Pentagon Exposed 1.8 Billion Social Media Posts From Facebook and Twitter for Anyone to See
It’s hardly a secret that the Defense Department collects social media data. More surprising is just how much data it collects—and how sloppy the Pentagon can be about storing that information.
The latest example comes via the security firm Upguard, which discovered open Amazon Web Services servers that contain more 1.8 billion social media records stored by the U.S. Central Command (Centcom) and U.S. Pacific Command (Pacom).
The records, which date back to 2009, include everything from Facebook posts to online news comments to web discussion forums about sports and politics. The data represents publicly-available information, but the scope and extent of it is remarkable:
Massive in scale, it is difficult to state exactly how or why these particular posts were collected over the course of almost a decade. Given the enormous size of these data stores, a cursory search reveals a number of foreign-sourced posts that either appear entirely benign, with no apparent ties to areas of concern for U.S. intelligence agencies, or ones that originate from American citizens, including a vast quantity of Facebook and Twitter posts, some stating political opinions. Among the details collected are the web addresses of targeted posts, as well as other background details on the authors which provide further confirmation of their origins from American citizens.
As Upguard notes, the collection is also notable because it includes ordinary social media posts of American citizens, raising questions about the Pentagon’s surveillance practices.
The security firm was able to gain access to the data because a contractor used by the Defense Department stored it in a way that was accessible by anyone with an AWS account. Specifically, as CNN reports, the contractor put the social media trove onto three unsecured AWS servers, which could be discovered and accessed simply by doing keyword searches:
Amazon servers where data is stored, called S3 buckets, are private by default. Private means only authorized users can access them. For one to be made more widely accessible, someone would have to configure it to be available to all Amazon Web Services users, but users would need to know or find the name of the bucket in order to access it.
The discovery of the Defense Department’s social media repository is just the latest example of big institutions using cloud-based storage services to park massive amounts of data, and then failing to secure it. Other examples include the Republican Party doing this with the voter data of 200 million people, and Verizon posting data about 6 million subscribers on the open Internet.
Get Data Sheet, Fortune’s technology newsletter.

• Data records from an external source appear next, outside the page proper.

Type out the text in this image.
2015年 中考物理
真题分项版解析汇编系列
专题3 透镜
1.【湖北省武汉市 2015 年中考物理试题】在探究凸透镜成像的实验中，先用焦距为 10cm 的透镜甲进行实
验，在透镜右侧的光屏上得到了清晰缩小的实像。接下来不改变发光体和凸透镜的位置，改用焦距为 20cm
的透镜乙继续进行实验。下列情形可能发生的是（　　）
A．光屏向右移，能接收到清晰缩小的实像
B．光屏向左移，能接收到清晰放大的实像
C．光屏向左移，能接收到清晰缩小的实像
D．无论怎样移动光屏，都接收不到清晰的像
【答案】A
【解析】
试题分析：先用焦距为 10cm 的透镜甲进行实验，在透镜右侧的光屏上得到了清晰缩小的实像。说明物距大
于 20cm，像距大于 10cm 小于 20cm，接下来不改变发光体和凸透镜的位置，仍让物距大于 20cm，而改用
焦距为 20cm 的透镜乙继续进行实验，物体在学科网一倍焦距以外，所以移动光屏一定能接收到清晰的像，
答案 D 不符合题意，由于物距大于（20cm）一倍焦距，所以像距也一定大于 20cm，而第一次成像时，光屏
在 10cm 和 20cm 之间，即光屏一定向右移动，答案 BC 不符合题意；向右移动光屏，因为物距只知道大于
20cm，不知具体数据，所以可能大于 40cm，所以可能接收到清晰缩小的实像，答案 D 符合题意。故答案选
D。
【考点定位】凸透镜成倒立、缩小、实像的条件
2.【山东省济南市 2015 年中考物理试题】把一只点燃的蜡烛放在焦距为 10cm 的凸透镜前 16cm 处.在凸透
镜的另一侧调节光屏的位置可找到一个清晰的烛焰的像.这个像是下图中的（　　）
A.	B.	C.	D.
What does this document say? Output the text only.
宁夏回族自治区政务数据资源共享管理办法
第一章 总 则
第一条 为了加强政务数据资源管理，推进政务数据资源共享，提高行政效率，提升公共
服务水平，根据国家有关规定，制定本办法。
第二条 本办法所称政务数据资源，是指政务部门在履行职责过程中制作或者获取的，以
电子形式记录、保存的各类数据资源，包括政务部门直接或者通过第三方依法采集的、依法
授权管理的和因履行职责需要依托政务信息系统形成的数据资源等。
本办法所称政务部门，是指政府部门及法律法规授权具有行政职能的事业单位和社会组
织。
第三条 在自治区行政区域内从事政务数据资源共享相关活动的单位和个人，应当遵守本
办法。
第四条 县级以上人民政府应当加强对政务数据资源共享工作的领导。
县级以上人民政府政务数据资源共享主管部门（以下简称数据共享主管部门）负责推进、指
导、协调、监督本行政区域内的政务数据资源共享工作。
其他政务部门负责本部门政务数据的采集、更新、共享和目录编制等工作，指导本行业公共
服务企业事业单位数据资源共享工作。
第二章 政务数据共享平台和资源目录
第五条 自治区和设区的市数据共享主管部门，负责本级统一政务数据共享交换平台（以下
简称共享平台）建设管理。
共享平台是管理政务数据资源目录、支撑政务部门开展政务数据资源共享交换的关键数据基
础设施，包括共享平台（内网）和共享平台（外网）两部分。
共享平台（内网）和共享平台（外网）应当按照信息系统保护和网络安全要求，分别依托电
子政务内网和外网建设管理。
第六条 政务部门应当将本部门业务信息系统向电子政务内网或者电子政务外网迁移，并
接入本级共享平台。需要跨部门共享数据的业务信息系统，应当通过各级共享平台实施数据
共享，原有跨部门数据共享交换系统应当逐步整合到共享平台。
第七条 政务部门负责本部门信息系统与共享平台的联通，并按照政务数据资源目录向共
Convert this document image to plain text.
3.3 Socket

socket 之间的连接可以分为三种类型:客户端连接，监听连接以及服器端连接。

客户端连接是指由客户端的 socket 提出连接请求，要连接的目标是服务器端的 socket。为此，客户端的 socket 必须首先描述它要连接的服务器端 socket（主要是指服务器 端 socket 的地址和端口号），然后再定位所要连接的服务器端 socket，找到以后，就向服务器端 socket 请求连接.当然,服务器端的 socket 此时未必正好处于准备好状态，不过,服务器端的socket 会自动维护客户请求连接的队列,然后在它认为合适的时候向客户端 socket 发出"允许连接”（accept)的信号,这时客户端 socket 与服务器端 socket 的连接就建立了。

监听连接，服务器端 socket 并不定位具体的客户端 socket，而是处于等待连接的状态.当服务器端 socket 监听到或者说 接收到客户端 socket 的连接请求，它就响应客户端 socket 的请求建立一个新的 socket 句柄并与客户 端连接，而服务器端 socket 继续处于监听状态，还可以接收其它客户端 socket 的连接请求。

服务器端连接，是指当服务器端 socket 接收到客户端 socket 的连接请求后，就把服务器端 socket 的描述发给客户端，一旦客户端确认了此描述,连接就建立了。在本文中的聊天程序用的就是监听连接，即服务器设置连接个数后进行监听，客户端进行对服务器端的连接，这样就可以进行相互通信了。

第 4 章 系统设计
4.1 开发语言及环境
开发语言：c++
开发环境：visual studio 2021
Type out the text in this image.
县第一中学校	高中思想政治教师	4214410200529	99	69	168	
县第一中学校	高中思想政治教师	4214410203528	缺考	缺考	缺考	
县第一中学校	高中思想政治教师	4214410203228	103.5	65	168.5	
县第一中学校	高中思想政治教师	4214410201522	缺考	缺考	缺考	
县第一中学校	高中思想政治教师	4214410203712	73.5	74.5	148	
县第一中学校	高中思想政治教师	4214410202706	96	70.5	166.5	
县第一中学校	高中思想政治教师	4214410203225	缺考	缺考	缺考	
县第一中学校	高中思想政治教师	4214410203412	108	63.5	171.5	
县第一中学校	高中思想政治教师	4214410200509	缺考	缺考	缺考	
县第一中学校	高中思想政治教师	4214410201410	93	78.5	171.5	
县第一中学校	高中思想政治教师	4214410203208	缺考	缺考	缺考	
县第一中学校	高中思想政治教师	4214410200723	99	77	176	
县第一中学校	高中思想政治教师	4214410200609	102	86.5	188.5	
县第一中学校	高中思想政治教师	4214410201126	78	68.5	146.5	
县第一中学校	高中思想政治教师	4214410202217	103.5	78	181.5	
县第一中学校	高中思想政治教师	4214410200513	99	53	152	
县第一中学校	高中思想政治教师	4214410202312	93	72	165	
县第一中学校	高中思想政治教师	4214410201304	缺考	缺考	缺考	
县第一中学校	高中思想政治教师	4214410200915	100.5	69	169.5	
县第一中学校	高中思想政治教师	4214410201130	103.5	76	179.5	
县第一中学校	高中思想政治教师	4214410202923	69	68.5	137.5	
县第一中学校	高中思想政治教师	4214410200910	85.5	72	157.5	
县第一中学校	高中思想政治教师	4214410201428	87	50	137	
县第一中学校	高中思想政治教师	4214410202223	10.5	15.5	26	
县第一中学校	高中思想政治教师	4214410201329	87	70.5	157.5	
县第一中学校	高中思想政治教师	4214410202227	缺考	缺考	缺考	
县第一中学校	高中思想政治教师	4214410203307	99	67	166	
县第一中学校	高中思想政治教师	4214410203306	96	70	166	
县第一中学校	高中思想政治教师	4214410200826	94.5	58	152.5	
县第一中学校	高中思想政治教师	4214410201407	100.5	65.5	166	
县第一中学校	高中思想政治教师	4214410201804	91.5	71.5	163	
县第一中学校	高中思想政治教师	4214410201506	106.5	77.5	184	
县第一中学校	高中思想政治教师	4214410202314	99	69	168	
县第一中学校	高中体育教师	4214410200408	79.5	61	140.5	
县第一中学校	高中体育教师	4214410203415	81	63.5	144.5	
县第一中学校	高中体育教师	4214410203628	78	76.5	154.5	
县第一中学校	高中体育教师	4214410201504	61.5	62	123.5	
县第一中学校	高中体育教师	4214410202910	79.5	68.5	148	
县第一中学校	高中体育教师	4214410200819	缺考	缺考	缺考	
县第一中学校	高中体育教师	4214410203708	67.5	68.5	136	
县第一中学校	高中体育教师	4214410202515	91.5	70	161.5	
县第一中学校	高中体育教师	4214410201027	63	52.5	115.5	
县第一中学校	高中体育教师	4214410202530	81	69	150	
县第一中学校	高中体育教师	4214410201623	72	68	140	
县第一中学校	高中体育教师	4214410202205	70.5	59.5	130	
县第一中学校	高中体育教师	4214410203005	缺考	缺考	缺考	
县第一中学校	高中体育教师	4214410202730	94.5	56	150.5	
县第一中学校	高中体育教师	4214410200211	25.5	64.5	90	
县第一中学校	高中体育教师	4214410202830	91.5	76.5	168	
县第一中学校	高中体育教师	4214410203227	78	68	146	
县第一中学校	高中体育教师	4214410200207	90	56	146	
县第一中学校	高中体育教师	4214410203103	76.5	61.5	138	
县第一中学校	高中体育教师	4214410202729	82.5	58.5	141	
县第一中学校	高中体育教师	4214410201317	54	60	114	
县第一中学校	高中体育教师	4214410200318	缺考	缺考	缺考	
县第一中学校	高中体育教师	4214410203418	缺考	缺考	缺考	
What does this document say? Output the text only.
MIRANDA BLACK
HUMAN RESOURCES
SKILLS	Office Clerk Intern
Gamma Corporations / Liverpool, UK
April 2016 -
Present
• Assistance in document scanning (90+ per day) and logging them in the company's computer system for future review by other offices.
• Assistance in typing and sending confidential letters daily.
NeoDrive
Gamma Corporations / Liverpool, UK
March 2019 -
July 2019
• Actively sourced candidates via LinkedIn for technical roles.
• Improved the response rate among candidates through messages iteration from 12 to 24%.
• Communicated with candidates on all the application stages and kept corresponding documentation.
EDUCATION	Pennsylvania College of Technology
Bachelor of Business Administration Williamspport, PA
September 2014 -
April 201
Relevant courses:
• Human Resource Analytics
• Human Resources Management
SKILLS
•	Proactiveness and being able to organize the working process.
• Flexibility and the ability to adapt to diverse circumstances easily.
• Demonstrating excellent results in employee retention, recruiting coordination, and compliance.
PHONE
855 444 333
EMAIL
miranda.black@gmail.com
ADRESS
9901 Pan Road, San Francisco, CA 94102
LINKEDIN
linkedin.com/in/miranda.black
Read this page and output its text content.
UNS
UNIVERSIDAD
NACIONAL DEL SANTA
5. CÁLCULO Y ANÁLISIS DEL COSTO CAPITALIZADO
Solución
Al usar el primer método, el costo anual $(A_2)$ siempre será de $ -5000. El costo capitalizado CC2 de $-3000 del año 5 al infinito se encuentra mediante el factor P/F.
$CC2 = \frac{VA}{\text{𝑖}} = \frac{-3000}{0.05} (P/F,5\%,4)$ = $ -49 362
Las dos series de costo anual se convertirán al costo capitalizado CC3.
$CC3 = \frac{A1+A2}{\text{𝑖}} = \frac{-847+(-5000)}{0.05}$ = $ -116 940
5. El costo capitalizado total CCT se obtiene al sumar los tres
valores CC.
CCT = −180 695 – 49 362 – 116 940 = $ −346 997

In response to Upguard’s discovery, Centcom has complained about the company using “unauthorized access” to get access to the data and “employing methods to circumvent security protocols.” It’s unclear is such claims are accurate, however, if the data was available to anyone on the web.
Meanwhile, some claim the issue is not Upguard’s discovery of the data but why the Pentagon is collecting so much of it in the first place:
“I know that the U.S. government still has this ‘collect it all’ mentality,” observed Mike Masnick, the editor of TechDirt, in an essay on Friday, “but as we’ve discussed over and over again, adding more hay to the haystack doesn’t make it easier to find the needles.”